Synthesis of Sparse Arrays Based On CIGA (Convex Improved Genetic Algorithm)
Keywords:Sparse arrays, beam pattern synthesis, peak sidelobe level (PSLL), convex optimization.
In this paper, a novel hybrid algorithm on beam pattern synthesis of sparse arrays is proposed，which aims at minimizing the peak sidelobe level (PSLL). Sparse arrays is significant technology, which possessing many advantages and wide application prospect. Sparse arrays can provide higher spatial resolution and relatively lower sidelobe than general arrays, but it is necessary to solve the multi-constraint problem of nonconvex nonlinear.
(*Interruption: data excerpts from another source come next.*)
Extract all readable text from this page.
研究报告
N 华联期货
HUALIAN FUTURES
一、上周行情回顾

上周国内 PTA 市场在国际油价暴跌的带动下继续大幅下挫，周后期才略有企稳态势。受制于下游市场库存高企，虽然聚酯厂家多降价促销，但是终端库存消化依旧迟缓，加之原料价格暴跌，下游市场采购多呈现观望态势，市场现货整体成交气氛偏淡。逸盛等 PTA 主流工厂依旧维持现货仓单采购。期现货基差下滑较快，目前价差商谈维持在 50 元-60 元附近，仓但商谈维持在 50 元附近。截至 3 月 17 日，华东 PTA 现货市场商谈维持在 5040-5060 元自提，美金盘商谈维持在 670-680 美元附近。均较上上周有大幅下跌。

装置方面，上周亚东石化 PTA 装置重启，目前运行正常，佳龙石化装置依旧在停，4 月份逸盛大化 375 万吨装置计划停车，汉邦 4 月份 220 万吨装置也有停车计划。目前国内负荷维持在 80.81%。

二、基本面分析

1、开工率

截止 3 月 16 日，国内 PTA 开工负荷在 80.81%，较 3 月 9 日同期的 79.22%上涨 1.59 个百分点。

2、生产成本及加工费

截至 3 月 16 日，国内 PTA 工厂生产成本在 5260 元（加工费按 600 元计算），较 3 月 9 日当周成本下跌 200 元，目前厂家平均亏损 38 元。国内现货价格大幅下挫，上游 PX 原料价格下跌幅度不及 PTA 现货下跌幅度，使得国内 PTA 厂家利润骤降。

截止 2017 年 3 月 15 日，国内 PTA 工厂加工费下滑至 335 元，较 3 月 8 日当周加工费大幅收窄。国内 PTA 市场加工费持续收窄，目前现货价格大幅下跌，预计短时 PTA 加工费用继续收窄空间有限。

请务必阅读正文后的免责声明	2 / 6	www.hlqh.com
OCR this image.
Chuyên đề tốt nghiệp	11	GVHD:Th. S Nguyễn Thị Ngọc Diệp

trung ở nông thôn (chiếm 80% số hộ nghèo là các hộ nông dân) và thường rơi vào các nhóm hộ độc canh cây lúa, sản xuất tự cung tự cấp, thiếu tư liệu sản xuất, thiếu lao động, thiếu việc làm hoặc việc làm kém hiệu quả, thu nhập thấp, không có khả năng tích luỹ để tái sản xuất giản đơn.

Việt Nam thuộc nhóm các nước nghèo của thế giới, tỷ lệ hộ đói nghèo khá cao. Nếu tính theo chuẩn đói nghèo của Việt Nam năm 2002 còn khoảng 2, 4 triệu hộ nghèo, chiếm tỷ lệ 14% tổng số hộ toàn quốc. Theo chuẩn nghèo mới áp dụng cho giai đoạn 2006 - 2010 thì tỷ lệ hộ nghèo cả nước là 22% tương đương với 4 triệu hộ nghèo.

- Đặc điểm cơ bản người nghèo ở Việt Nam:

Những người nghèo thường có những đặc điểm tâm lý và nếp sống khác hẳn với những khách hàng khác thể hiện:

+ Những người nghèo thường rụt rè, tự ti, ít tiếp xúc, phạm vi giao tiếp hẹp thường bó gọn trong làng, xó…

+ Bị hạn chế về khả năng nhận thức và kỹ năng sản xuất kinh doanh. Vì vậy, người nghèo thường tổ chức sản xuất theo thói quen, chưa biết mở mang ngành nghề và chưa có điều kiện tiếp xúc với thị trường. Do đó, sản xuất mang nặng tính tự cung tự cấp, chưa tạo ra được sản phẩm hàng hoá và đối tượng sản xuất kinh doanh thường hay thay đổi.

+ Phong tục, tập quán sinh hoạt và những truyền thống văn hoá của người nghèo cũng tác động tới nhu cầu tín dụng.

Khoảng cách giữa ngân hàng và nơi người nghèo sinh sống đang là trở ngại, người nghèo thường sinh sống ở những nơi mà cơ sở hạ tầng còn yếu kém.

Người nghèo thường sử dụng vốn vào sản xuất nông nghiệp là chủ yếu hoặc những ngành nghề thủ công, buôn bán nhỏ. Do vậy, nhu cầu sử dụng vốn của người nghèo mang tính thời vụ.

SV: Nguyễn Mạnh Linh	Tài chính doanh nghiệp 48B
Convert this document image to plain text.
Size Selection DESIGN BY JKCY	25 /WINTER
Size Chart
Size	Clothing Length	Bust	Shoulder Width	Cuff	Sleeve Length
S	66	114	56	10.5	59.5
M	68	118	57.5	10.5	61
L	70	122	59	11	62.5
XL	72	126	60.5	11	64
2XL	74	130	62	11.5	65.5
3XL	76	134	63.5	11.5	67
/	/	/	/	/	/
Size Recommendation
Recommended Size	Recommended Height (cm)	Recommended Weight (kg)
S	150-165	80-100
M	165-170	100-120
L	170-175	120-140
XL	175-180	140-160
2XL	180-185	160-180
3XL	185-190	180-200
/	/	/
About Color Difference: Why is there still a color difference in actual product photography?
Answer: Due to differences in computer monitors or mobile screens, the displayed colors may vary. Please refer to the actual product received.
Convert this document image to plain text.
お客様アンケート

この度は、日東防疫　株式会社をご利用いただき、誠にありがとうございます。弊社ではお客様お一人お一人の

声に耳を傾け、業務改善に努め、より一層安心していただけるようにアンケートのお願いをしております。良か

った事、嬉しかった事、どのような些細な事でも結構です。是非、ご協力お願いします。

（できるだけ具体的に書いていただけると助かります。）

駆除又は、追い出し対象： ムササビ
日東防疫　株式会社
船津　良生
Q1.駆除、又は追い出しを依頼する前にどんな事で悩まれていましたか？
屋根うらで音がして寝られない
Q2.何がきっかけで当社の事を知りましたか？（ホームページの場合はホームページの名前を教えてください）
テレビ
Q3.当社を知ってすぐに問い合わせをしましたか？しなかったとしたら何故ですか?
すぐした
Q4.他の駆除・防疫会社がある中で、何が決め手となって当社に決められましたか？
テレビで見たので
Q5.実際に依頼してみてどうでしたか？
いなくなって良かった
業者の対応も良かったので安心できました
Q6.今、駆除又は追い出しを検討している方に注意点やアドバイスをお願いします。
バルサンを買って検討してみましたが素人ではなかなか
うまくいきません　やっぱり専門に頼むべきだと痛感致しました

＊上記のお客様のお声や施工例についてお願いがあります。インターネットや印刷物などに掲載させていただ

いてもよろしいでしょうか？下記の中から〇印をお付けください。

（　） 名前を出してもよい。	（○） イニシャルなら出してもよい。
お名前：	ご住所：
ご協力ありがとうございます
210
Thus, we introduce the Convex Improved Genetic Algorithm (CIGA) that can adjust the positions and the excitation coefficients of arrays to achieve the minimum PSLL. Improved Genetic Algorithm, which is suitable for beam pattern synthesis of sparse arrays, is adopted to adjust the positons of arrays to achieve the local optimum PSLL at first, then convex optimization method is used to set the excitation coefficients in expectation of reaching the minimum PSLL. Simulation results verify that the minimum PSLL has been successfully achieved by using the CIGA and prove that the CIGA is superior to the published methods.